Lance Christian Johnson said...


You should read some of the objections to the supposed "prophecies that Christ fulfilled". Jews, and secular scholars, point out that many of those prophecies are either fulfilled right there in the very same book and/or they're not even prophecies at all. But hey, what do Jews know about their own scriptures?

And following the teachings of Christ is NOT simple, which is why you have so many interpretations of exactly what that means. Many things that he says are outright ignored, and you're also stuck with the problem of how much he thinks counts from the OT.

And yes, I know what Marx said - you're kinda ruining my joke.

Lance Christian Johnson said...


I didn't say that there isn't a narrative. I just don't think that there's a "central narrative" that runs through the whole thing. For instance, the book of Exodus and the Gospel of Mark are telling VERY different stories and have a completely different narrative - which makes sense since they were written for different people in different time periods. (Unless you want to reduce the central theme to something as simple as "there is a God".)

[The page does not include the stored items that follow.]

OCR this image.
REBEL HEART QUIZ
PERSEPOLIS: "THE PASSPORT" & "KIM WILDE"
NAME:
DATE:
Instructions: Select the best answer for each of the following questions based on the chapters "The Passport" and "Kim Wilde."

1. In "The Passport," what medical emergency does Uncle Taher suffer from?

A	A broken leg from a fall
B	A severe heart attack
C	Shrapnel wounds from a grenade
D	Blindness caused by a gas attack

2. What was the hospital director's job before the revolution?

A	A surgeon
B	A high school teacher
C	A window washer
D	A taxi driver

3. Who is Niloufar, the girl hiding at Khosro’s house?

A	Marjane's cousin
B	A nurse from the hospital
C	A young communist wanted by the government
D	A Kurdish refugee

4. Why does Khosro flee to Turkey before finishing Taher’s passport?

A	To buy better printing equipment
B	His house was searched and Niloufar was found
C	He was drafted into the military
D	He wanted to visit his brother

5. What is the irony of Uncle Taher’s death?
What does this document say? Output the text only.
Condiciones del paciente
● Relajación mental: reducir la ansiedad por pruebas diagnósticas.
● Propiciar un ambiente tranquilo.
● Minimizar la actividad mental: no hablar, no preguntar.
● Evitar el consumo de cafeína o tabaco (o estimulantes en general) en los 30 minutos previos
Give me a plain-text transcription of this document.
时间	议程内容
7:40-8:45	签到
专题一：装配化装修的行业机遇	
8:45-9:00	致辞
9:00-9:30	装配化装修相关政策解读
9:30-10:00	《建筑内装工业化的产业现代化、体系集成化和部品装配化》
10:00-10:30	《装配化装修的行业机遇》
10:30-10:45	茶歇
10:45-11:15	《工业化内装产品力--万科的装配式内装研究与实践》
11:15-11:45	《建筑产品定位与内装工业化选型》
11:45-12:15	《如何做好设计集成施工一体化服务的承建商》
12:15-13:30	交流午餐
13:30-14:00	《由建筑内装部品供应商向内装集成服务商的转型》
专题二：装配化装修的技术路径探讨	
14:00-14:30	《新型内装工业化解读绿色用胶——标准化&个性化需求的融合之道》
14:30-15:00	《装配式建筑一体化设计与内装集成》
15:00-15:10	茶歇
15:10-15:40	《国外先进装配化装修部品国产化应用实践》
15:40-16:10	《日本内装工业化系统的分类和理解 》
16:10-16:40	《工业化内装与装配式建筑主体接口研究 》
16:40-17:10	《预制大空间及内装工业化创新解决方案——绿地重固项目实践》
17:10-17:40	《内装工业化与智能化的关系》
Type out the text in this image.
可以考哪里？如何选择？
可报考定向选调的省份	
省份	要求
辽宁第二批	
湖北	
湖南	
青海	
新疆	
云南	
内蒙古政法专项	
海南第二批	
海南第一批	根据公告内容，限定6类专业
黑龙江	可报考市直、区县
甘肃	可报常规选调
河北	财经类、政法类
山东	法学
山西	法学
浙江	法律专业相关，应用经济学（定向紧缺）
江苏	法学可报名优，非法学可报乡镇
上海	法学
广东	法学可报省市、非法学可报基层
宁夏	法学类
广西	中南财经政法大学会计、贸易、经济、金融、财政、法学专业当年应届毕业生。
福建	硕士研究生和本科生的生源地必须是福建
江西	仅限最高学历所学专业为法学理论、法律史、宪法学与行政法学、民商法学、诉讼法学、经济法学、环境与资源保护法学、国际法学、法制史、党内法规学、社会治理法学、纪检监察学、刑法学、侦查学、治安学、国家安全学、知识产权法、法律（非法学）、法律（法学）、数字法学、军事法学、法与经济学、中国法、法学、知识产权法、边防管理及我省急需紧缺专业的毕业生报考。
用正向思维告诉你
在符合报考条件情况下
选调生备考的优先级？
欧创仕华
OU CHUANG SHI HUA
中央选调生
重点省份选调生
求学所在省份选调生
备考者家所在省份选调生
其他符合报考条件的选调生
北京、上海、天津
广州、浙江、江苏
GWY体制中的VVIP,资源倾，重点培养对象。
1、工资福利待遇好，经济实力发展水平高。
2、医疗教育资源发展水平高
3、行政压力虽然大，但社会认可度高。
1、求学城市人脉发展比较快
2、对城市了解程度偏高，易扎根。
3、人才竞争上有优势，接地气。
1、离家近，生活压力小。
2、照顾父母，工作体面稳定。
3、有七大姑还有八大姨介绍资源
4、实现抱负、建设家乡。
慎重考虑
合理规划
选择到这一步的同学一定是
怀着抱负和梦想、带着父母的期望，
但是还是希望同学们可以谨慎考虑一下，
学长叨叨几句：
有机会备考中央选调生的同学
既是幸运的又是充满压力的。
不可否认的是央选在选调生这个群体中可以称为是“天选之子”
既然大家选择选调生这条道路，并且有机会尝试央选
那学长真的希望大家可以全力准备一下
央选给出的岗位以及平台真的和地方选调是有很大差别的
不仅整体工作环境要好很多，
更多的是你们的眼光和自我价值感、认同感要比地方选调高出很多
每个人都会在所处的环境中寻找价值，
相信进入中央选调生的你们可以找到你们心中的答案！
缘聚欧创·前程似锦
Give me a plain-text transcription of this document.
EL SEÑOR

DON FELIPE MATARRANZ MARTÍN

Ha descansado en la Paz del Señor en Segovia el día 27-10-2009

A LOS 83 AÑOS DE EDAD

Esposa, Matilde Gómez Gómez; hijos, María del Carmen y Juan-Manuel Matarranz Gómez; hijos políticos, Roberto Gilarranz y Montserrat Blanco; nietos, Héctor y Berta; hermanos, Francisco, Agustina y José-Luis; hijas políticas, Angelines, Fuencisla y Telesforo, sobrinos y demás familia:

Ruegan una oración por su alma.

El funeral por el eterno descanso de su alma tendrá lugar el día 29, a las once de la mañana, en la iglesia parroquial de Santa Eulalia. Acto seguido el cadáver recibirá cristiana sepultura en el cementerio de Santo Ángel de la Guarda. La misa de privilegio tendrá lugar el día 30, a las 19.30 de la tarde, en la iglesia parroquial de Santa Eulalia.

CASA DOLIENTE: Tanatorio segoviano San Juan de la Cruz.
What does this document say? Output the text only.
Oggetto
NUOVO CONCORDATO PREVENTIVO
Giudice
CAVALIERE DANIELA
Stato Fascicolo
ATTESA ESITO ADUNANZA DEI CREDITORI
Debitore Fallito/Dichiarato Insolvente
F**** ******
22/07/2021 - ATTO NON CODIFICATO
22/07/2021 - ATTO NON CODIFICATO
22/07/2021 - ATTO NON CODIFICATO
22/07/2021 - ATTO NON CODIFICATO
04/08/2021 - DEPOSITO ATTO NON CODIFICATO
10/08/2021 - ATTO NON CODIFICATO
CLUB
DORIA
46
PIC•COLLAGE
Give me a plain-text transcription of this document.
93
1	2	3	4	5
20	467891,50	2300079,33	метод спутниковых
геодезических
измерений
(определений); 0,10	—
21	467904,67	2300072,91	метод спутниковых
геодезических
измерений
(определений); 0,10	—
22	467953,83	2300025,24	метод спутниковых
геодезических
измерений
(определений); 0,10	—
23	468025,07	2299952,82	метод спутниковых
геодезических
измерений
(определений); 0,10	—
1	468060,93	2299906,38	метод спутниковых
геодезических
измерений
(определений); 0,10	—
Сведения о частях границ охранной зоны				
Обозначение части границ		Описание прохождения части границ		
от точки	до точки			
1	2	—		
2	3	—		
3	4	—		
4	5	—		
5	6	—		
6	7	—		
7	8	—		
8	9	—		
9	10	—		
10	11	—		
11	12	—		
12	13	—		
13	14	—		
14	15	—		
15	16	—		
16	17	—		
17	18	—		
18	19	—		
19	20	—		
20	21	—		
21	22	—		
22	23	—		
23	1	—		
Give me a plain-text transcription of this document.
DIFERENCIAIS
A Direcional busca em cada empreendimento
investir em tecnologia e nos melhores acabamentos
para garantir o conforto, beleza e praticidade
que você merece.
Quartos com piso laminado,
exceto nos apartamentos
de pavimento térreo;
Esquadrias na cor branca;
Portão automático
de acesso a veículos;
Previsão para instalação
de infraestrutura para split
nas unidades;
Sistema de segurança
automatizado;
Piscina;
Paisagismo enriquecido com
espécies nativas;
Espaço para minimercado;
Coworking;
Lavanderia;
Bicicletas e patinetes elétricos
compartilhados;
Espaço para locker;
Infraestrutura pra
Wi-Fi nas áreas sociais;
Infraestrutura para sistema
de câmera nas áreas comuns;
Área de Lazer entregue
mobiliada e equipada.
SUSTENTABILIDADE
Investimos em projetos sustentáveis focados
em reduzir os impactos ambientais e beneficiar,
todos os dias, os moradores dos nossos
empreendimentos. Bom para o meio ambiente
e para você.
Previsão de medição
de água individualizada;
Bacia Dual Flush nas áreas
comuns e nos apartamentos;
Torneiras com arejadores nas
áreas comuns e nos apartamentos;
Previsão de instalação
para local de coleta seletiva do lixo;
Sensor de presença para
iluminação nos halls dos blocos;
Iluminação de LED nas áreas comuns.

Lance Christian Johnson said...

And while I do like all the comments and appreciate the conversation, it is worth noting that only Andrew has addressed my basic point in the blog.

I'm sure that many believers of different faiths read his post and scoffed at that kind of reasoning while not acknowledging that they basically make the same kind of arguments.

Ingrid Johnson said...

Lance, I am sorry, I figured it was a joke but one never knows with you. (Though I should have in this case). It's just amazing how people differ in their beliefs, no wonder the world is in such a confused state.

Nolan said...

Ingrid, you owe Lance a nickel.

Lance Christian Johnson said...

Well, everybody agrees that all of the religions (including different interpretations of the same religion) other than theirs is wrong, so that's something we all have in common. Folks like me just make it easier (and more honest) by saying that they're all wrong, period.

Justin McRoberts said...

I think something as simple as "the development of relationship between a people and their God over years" is still a narrative.

Lance Christian Johnson said...

I agree that that's a narrative, but I don't agree that that is the narrative.